Cook until the chicken is tender and fully cooked, and a layer of oil (tari) has risen to the surface.
6
Garnish and Serve
Turn off the heat. Garnish the curry with the reserved birista, freshly chopped coriander leaves, and ginger juliennes.
Let the curry rest, covered, for 5-10 minutes to allow the flavors to deepen.
Serve hot with naan, sheermal, or basmati rice.
4
Serving size: 1 serving
320cal
5gprotein
57gcarbs
7gfat
Ingredients
1.5 cup Basmati Rice (Long-grain is preferred)
3 cup Water (For cooking the rice)
2 tbsp Ghee (Can be substituted with a neutral oil)
1.5 tsp Cumin Seeds (Also known as Jeera)
1 Bay Leaf (Medium-sized)
1 inch Cinnamon Stick
3 Cloves
2 Green Cardamom Pods (Lightly crushed to release flavor)
1 tsp Salt (Adjust to taste)
2 tbsp Coriander Leaves (Finely chopped, for garnish)
Instructions
1
Prepare the Rice
Place the basmati rice in a fine-mesh sieve and rinse under cold running water until the water runs clear. This removes excess starch and prevents stickiness.
Transfer the rinsed rice to a bowl and cover with fresh water. Let it soak for 20-30 minutes.
After soaking, drain the rice completely using the sieve and set it aside.
2
Temper the Spices (Tadka)
Heat ghee in a medium-sized pot or a deep pan with a tight-fitting lid over medium heat.
Once the ghee is hot, add the cumin seeds. Allow them to sizzle and become fragrant, which should take about 30-45 seconds. Do not let them burn.
Add the bay leaf, cinnamon stick, cloves, and lightly crushed green cardamom pods. Sauté for another 30 seconds until the spices release their aroma.
3
Sauté and Cook the Rice
Add the drained rice to the pot with the tempered spices. Gently sauté for 1-2 minutes, stirring carefully to coat each grain with ghee without breaking them.
Pour in 3 cups of water and add the salt. Give it one gentle stir to combine everything.
Increase the heat to high and bring the water to a rolling boil.
Once boiling, immediately reduce the heat to the lowest setting.
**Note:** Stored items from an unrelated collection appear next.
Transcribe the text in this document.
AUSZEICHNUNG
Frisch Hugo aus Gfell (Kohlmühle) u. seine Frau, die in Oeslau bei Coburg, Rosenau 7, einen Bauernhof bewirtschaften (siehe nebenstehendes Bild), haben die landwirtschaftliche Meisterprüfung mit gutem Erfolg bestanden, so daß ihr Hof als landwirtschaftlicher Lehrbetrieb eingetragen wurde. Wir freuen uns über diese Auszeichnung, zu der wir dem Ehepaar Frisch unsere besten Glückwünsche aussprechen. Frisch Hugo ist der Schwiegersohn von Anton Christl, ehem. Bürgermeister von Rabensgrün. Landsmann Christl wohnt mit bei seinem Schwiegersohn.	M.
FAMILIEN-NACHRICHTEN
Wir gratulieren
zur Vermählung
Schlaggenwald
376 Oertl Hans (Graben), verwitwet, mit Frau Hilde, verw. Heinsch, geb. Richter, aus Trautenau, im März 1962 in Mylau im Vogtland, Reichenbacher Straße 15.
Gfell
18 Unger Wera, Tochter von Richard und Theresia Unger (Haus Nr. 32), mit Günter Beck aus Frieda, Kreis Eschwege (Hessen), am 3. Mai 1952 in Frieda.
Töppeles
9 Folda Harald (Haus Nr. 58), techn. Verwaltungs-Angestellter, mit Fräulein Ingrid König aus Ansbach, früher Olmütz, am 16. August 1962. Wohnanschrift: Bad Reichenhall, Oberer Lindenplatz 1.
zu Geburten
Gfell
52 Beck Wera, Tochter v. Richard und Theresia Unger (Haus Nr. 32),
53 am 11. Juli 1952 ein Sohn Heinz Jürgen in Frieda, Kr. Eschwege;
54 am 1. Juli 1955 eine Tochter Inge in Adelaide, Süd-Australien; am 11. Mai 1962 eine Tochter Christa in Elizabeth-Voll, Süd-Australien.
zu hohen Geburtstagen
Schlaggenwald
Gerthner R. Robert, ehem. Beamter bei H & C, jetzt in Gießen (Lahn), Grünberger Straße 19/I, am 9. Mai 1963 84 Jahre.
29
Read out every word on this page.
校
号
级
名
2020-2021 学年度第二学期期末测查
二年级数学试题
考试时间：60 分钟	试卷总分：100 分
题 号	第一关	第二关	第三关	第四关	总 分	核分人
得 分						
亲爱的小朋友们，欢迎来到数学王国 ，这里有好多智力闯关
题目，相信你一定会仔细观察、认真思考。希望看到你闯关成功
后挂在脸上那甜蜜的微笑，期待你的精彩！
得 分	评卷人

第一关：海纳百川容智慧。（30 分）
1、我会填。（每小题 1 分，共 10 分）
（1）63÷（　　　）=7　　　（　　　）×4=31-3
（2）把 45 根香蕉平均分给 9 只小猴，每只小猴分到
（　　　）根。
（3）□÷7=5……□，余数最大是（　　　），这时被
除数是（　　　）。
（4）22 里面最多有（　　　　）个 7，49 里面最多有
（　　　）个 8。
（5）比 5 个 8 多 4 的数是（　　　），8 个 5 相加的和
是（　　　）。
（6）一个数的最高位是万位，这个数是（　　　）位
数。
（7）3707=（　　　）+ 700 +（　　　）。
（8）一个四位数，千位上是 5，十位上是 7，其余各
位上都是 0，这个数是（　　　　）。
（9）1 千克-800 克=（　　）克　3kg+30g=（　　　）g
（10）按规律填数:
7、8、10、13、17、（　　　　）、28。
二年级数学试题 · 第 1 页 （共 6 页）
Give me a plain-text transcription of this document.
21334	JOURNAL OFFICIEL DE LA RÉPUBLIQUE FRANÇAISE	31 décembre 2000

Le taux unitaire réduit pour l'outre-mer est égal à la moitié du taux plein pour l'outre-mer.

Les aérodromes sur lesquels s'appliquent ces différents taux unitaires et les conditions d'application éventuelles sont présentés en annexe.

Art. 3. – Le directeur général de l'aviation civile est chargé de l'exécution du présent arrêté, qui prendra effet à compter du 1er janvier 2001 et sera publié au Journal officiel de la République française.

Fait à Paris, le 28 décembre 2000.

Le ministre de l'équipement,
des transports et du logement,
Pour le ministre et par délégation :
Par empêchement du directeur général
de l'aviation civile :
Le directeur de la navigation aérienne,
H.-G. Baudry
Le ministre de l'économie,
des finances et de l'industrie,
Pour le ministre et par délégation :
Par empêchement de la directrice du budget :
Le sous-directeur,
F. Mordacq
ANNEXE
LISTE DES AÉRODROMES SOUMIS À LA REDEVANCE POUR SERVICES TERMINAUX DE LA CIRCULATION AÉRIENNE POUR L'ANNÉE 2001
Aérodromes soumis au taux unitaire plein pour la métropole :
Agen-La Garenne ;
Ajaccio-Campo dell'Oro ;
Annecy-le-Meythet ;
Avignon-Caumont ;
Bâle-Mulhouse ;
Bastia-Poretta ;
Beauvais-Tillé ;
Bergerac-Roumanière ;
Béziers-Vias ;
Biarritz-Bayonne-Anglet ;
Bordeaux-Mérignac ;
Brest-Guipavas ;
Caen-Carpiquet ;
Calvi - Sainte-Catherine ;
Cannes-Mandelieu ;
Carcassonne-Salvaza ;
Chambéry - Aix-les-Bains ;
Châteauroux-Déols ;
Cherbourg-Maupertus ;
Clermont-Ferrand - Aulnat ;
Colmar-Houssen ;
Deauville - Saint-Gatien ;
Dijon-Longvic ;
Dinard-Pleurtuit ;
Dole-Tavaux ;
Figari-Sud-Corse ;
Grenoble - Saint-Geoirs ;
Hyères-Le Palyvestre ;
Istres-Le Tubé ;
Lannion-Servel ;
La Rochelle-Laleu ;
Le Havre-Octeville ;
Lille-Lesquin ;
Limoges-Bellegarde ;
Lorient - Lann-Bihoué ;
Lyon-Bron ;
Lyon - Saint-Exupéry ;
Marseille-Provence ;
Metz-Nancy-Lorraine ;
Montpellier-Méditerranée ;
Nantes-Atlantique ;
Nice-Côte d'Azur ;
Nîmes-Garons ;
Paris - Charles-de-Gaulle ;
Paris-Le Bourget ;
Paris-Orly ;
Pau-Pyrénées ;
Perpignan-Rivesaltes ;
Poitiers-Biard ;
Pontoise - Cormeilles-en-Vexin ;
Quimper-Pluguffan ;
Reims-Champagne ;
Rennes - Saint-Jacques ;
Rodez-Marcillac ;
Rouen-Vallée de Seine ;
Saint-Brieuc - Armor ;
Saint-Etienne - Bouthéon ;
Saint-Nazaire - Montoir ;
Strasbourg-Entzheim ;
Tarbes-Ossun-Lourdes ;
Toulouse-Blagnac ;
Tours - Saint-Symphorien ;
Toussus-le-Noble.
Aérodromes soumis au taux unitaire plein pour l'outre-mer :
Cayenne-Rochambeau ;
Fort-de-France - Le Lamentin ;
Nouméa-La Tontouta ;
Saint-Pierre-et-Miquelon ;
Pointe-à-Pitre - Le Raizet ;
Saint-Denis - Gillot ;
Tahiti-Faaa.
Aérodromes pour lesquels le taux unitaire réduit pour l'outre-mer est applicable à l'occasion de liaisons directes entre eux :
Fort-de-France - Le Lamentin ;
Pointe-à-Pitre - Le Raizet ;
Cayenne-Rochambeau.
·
Cover the pot with the lid and let it simmer for 10-12 minutes, or until all the water has been absorbed.
Turn off the heat and let the rice rest, covered and undisturbed, for at least 5-10 minutes. This step is crucial for fluffy rice.
4
Garnish and Serve
After the resting period, open the lid. Use a fork to gently fluff the rice grains.
Garnish with freshly chopped coriander leaves.
Serve hot as a side dish with your favorite dal, curry, or raita.